Minister of Home Affairs
- In office 1979–1984
- Preceded by: Peter Mmusi
- Succeeded by: Englishman Kgabo

Member of the National Assembly
- In office 1974–1984

Personal details
- Born: 18 June 1924 Kanye, Bechuanaland

= Kebatshabile Disele =

Motswana politician

Kebatshabile Lorato Disele was a Botswana politician. She was jointly the first female member of the National Assembly, serving from 1974 to 1984. She also served as Minister of Home Affairs from 1979 to 1984.

==Biography==
Disele was born in Kanye in June 1924. She attended Kanye primary school between 1930 and 1941, and then Tigerkloof Institute in South Africa from 1942 to 1948. In 1949 she married Kago Disele, with whom she had four children.
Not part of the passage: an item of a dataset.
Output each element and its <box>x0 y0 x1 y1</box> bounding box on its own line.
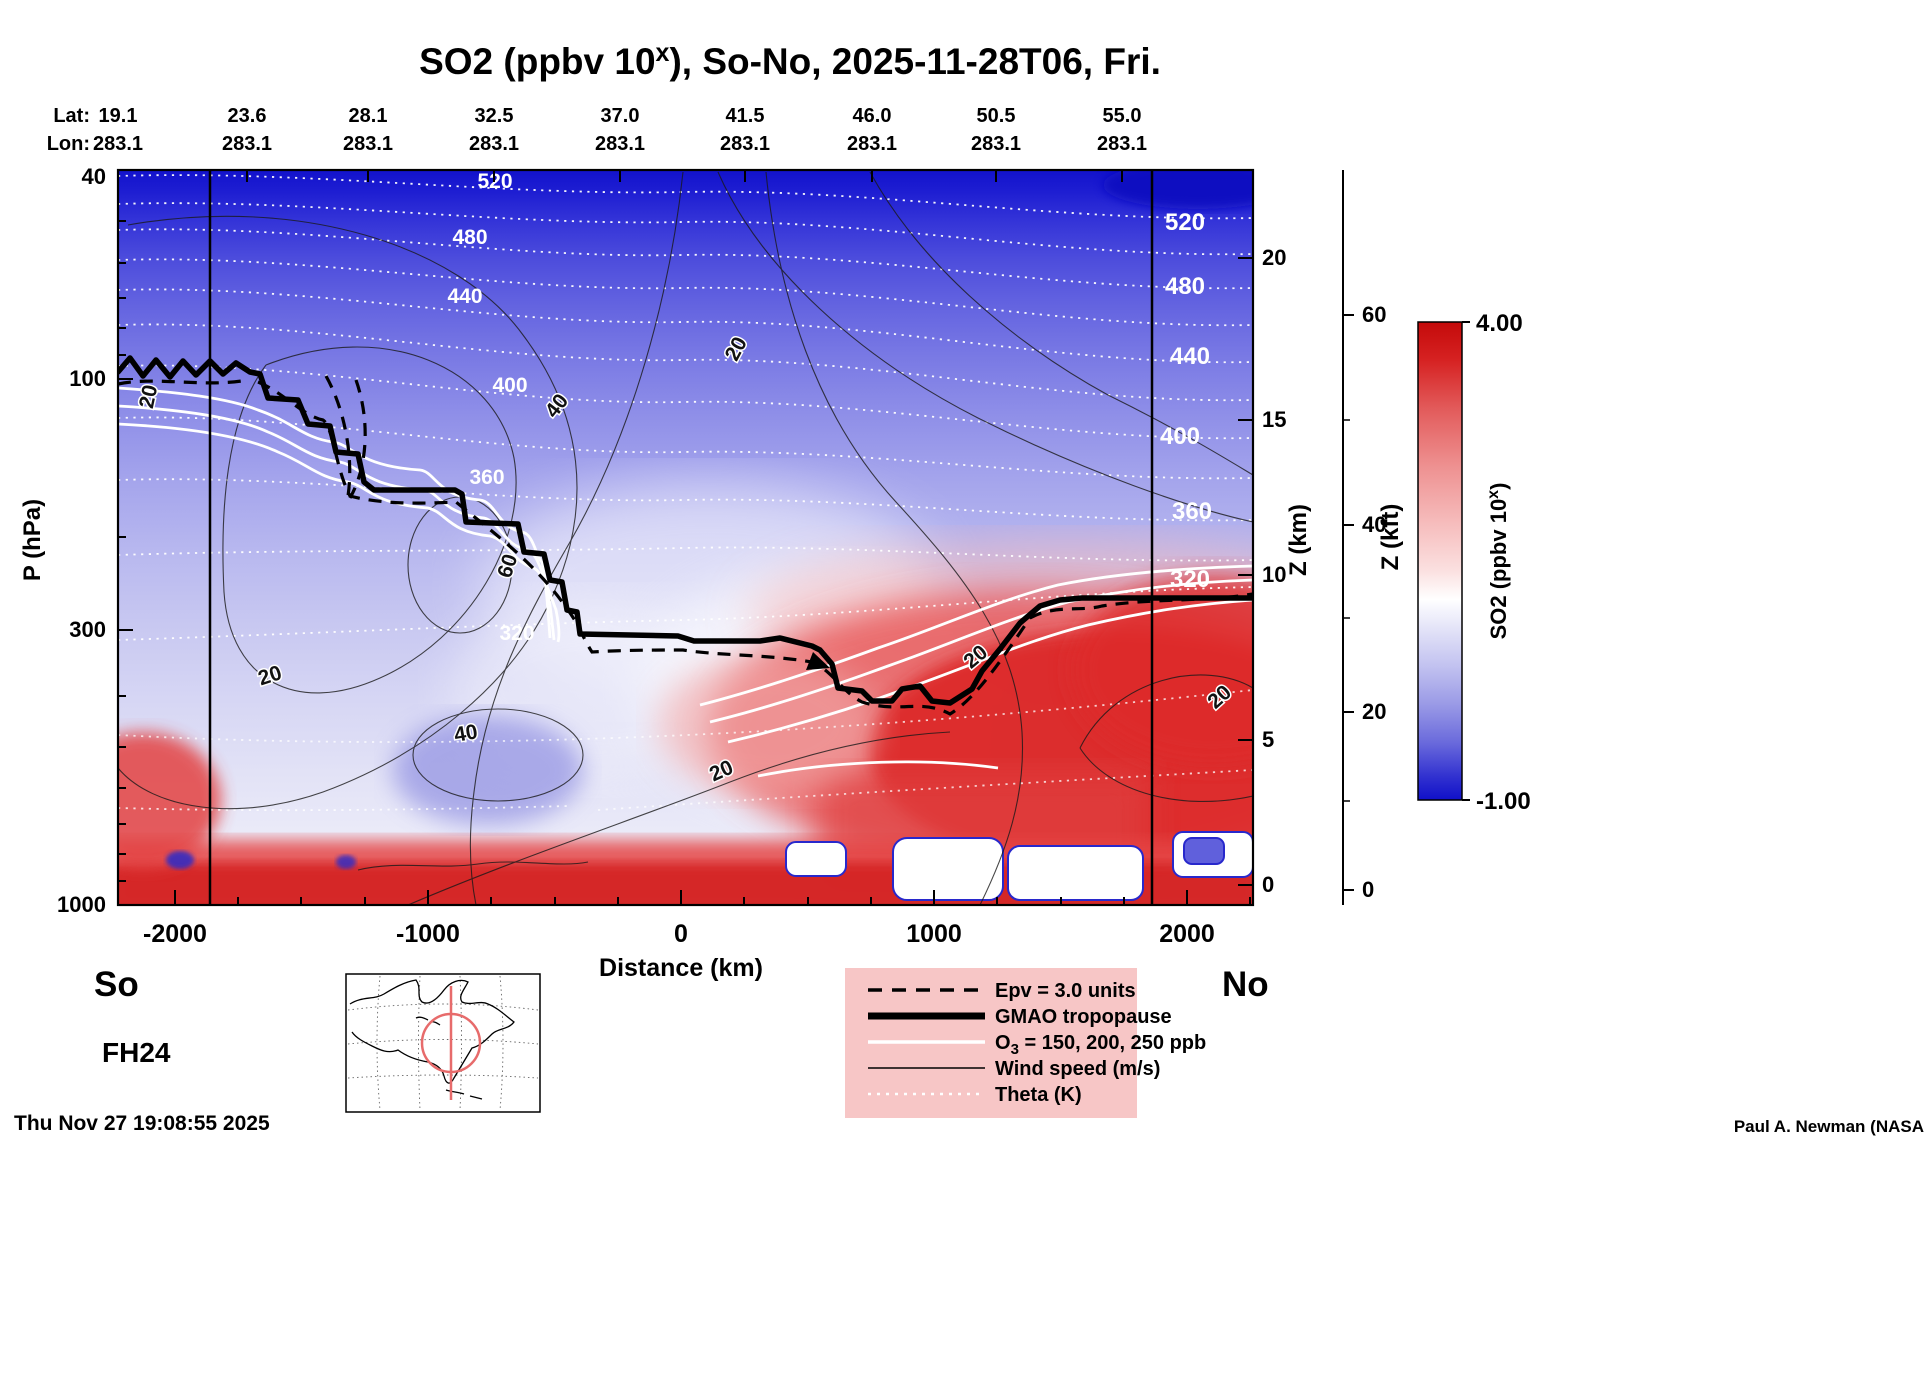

She briefly worked as a teacher in 1952 and then as a clerk from 1957 to 1964. She joined the post office in 1964, initially as a part-time postmistress. After a spell as an accounts assistant from 1966 to 1967, she reverted to being a postmistress until 1972 when she became deputy controller of the Post Office Savings Bank.

Following the 1974 general elections Disele was one of two women indirectly elected to Parliament alongside Gaositwe K. T. Chiepe. A member of the Botswana Democratic Party, she was re-elected following the 1979 elections, after which she was appointed Minister of Home Affairs. She remained an MP and minister until 1984. She contested the Ngwaketse South constituency in the 1984 elections, losing to the Botswana National Front candidate.